Mysłowice nie przyjmą do żłobka dzieci bez szczepień
Kolejne miasto dołącza do grona tych, które nie będą przyjmować do żłobków dzieci bez szczepień. Podczas sesji Rady Miasta radni z Mysłowic jednogłośnie zadecydowali, że rodzice dzieci, które będą miały trafić do żłobka, będą musieli przedstawić oświadczenie o przyjęciu szczepień.
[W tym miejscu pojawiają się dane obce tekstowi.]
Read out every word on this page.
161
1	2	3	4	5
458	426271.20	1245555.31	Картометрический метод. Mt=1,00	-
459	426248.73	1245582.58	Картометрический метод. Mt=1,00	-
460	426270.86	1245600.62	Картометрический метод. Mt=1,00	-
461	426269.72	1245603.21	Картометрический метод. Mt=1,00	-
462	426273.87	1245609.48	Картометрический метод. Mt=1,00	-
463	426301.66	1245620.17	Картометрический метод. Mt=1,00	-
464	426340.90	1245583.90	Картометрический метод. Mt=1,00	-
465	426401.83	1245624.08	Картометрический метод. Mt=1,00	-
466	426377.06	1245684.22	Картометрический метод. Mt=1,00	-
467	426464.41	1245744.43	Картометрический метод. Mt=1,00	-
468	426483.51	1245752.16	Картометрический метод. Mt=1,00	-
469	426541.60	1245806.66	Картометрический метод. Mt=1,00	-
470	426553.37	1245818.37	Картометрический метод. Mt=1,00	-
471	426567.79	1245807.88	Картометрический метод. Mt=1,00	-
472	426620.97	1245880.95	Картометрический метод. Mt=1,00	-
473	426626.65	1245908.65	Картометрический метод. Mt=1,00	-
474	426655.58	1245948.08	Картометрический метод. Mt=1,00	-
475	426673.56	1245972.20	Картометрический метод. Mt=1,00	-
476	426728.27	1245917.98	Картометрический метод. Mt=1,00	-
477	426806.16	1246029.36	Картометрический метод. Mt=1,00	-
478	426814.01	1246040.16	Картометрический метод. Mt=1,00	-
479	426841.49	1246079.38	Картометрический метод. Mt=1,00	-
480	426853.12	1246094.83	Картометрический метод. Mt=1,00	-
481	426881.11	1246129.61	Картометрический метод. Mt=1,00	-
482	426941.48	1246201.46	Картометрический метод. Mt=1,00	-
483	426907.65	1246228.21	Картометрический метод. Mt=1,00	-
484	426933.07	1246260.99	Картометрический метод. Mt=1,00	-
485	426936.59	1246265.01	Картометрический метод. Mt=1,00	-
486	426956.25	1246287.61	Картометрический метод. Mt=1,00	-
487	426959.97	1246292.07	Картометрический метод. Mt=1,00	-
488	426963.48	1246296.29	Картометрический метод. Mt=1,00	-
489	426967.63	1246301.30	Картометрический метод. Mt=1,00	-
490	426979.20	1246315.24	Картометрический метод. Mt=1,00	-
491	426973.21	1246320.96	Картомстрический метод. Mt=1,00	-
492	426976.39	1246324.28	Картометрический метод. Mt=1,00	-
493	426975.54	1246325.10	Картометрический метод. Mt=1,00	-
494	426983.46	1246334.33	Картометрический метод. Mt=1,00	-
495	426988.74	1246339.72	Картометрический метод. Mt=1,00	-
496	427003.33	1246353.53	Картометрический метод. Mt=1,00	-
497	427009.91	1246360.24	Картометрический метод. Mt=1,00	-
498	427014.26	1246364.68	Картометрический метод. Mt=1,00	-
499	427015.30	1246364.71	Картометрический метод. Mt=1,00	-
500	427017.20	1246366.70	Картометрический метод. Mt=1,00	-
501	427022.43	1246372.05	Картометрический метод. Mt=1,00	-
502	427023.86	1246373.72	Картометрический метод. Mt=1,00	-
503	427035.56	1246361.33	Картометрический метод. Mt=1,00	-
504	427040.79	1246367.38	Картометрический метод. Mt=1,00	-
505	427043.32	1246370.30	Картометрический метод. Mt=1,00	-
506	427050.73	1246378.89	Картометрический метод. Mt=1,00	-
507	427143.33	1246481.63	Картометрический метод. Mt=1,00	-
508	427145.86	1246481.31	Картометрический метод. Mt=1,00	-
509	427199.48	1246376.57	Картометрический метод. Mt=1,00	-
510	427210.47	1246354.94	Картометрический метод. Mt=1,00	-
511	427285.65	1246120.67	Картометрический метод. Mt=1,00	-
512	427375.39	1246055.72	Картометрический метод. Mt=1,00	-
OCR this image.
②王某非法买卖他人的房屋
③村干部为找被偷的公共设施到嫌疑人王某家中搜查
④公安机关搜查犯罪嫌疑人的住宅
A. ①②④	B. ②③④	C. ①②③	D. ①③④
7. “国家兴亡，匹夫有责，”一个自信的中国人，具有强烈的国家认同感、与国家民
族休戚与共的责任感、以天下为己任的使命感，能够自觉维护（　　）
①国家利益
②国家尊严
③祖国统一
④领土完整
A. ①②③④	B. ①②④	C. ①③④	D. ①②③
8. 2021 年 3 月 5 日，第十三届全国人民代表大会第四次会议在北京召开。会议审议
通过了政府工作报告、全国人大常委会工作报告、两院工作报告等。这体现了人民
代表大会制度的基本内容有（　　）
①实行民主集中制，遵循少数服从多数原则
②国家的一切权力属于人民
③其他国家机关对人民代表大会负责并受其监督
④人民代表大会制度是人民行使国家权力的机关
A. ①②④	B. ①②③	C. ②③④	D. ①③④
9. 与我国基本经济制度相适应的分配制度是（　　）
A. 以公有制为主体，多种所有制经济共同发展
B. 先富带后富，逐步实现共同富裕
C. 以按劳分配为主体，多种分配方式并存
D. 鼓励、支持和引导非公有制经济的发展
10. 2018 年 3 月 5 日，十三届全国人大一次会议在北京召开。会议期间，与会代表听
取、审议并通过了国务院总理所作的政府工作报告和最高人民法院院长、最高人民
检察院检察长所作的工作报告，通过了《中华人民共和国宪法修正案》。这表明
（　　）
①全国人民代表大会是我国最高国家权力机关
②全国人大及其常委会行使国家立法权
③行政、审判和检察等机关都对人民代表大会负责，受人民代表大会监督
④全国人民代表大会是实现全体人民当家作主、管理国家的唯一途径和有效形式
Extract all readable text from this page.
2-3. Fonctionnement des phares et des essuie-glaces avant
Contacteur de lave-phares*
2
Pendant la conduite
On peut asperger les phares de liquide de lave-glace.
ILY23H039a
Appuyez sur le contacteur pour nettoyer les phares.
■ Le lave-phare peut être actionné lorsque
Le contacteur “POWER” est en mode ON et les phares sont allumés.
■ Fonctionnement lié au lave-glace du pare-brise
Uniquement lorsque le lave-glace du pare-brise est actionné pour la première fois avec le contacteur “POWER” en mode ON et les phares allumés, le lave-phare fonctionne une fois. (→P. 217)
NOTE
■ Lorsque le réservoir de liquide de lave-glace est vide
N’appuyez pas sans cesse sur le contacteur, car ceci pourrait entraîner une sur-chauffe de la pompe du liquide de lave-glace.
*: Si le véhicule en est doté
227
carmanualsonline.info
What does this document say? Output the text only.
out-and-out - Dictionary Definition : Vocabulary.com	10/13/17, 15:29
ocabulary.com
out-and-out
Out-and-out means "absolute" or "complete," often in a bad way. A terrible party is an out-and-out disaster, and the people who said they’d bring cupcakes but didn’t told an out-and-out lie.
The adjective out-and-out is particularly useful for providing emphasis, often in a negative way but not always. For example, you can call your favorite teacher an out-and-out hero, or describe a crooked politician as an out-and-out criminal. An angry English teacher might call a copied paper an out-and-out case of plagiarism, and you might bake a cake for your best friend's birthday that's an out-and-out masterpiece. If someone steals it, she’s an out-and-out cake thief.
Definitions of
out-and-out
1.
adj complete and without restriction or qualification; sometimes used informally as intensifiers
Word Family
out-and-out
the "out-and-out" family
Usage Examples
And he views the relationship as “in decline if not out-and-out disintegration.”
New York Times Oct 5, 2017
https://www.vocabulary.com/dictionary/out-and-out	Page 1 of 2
Świętość zrównana z rynsztokiem w Katowicach! TOP 5 Silesia Flesz
Taki wniosek złożyła radna Marta Górna, która podczas sesji powołała się na dane katowickiego sanepidu. A z nich wynika, że w Mysłowicach coraz więcej rodziców uchyla się od obowiązku szczepień. W roku 2015 niezaszczepionych z tego powodu dzieci w naszym mieście było 20, w 2016 – 34, w 2017 – 53, a w 2018 już 68.
Podobną uchwałę podjęła już między innymi rada w Sosnowcu.
-My nikogo nie wykluczamy. Takie oświadczenie przybliża dziecko do tego, że dostanie się do żłobka miejskiego (…) jeżeli będziemy mieli dwie rodziny Kowalskich i Nowaków, które to rodziny będą spełniały na tym samym poziomie kryteria przyjęcia do żłobka miejskiego, czyli na przykład rodzice pracują, jedno dziecko już do żłobka miejskiego uczęszcza, natomiast jedna rodzina takie zaświadczenie przedstawia, a druga nie – to jeżeli będzie tylko jedno miejsce w żłobku, to przyjęte zostanie dziecko, które jest zaszczepione i którego rodzice takie zaświadczenie przedstawili – wyjaśnia procedurę Rafał Łysy, rzecznik prasowy UM Sosnowiec.
Ma to na celu zminimalizowanie prawdopodobieństwa wystąpienia na terenie miasta ognisk chorób zakaźnych. Chociaż jak podkreślają przedstawiciele sosnowieckiego sanepidu, sytuacja w mieście jest stabilna.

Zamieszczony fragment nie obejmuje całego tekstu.